In relation to the other parts of those amendments, I can offer reassurance that, as a matter of good administrative practice, the agencies already provide public bodies with copies of SSSI notifications. We recognise the importance of ensuring that they are fully aware of the location and nature of these important sites.

I have dealt with Amendment No. 483A. However, in relation to Amendment No. 483AA the crucial matter to be taken into account by the statutory undertaker, or any other public body, is the advice expressly given to it by the conservation agencies, as required under new Section 28G(5). It must be for the conservation agency to consider how far it needs to reflect in that advice any conditions in any management agreement. Indeed, it would be unreasonable to expect the statutory undertaker to try to take into account matters in the management agreement as the undertaker would not be party to that agreement. Therefore, the obligation rests with the conservation agency.

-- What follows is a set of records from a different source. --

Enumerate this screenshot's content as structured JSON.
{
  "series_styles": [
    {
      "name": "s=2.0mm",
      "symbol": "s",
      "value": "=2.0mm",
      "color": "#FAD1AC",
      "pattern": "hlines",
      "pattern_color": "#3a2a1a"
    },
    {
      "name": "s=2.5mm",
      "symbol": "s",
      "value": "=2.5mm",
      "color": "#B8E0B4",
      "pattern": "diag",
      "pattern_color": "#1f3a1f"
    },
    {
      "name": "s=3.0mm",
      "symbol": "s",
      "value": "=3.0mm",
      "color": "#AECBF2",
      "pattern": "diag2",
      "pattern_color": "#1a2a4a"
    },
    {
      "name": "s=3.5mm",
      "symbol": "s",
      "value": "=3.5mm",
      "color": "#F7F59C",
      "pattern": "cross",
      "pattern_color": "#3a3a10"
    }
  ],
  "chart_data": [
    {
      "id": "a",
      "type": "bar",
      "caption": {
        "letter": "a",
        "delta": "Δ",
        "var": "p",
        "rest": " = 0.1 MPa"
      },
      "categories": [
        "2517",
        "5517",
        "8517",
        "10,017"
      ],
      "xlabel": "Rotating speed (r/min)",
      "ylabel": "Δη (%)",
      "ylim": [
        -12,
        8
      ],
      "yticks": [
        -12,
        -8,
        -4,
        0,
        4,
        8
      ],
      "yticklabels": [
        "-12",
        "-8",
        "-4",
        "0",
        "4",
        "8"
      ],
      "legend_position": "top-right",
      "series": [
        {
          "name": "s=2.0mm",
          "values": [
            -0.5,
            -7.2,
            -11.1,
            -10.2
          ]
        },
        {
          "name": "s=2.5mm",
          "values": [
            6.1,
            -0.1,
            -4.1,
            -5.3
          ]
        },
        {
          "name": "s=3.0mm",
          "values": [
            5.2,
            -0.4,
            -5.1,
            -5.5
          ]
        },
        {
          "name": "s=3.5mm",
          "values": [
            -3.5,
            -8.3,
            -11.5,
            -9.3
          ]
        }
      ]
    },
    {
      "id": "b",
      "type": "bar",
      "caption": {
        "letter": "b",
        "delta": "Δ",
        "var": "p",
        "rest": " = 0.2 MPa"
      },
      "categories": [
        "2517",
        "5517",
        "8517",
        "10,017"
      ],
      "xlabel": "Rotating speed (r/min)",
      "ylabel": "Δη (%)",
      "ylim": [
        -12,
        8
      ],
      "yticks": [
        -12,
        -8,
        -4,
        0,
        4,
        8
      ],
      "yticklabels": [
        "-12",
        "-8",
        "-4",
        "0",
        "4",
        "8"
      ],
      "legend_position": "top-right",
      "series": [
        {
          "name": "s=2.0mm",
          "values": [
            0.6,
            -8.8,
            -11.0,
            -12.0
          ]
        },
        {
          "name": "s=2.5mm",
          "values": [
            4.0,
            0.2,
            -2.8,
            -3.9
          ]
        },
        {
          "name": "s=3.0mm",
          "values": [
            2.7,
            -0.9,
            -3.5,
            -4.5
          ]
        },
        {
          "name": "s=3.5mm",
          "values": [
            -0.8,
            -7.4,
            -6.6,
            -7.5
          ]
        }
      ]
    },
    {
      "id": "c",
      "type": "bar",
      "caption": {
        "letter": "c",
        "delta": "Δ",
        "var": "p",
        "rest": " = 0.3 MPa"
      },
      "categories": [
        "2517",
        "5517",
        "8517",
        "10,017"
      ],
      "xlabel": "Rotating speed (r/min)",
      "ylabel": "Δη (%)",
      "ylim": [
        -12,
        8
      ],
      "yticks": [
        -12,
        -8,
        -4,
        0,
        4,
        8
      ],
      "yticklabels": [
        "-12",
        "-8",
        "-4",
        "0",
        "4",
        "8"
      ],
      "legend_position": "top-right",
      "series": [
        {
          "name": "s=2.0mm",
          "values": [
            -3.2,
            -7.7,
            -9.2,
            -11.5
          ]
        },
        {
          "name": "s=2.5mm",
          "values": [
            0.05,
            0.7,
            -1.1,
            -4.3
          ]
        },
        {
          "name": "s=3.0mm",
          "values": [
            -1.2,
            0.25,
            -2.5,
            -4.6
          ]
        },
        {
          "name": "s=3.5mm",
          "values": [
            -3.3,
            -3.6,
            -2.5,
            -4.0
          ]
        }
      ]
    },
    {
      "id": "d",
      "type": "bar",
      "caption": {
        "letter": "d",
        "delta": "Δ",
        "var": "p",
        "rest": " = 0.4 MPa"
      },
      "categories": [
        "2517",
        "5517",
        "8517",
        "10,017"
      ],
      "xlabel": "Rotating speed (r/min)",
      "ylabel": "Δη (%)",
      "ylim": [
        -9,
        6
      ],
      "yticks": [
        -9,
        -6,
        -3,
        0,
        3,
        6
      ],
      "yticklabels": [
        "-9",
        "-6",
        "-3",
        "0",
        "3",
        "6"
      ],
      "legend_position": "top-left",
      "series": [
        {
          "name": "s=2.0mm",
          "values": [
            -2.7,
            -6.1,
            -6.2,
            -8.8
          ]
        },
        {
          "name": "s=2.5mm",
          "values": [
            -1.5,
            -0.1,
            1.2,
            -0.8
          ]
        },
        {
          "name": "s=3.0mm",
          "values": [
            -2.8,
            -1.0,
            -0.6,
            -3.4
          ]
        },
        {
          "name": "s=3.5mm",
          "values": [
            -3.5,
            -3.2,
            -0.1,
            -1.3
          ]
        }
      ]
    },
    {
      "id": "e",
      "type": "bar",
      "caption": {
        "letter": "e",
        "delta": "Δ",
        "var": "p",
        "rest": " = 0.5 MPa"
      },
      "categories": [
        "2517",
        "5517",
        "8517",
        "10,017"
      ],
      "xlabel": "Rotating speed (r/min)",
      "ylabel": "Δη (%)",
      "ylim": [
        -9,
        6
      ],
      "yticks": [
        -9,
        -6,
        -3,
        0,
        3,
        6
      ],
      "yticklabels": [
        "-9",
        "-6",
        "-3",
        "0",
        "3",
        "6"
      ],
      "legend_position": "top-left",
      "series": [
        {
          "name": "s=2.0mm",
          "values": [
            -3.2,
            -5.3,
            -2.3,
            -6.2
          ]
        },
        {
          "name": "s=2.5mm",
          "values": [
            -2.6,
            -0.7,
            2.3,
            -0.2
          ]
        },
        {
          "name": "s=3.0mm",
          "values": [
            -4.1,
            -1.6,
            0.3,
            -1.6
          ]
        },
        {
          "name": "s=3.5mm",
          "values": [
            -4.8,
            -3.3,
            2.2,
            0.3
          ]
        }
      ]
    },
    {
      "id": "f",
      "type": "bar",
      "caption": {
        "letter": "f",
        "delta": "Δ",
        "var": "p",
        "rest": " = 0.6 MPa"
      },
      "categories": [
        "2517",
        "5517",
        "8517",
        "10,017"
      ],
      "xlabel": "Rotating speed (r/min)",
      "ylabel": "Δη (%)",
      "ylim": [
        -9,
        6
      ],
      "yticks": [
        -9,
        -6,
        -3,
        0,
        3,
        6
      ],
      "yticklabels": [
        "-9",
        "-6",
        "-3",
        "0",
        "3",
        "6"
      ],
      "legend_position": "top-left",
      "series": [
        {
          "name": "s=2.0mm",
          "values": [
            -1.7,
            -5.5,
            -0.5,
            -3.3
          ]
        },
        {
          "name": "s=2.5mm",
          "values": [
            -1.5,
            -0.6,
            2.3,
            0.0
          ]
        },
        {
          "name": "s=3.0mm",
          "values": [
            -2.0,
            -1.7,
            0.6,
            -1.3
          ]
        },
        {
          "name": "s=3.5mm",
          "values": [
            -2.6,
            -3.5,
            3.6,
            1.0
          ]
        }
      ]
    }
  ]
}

Amendment No. 483B provides an exemption from the Section 28G procedure where the conservation body and the public body enter into a written agreement. I understand the motivation behind the amendment; namely, to avoid multiple consultations and unnecessary bureaucracy. It would be sensible for public bodies that regularly undertake particular activities on or affecting SSSIs to draw up in advance the terms under which they will operate a number of those operations. However, the terms of the amendment reinforce my concerns about tying public bodies to the operations likely to damage list which applies to owners and occupiers. That might actually preclude the public body and the agency from reaching an understanding covering particular activities that might be assessed as operations that are not likely to damage.

Therefore I think that it would be sensible for the agency and the public bodies to behave in the way that the noble Baroness, Lady Wilcox, seeks. But this amendment would preclude them from doing so by cross-reference to a list which is not appropriate in those circumstances. I hope that the noble Lord, Lord Roberts, will not press his amendment, and that I have explained my position on the other amendments in the group.

Lord Roberts of Conwy

With regard to Amendment No. 476B, I am grateful for the Minister's reassurance that companies will not be required to remove their electricity lines or plant in the vicinity of SSSIs or place them under ground. I am sure that I speak for my noble friend Lady Wilcox when I say that she too is grateful for the reassurance that she received that the Minister would reconsider the 28-day period. In view of that reassurance I shall not press the amendment. I beg leave to withdraw the amendment.

Amendment, by leave, withdrawn.

[Amendment No. 477 not moved.]

Lord McIntosh of Haringey

I beg to move that the House do now resume.

Moved accordingly, and, on Question, Motion agreed to.

House resumed.

House adjourned at fifteen minutes before one o'clock.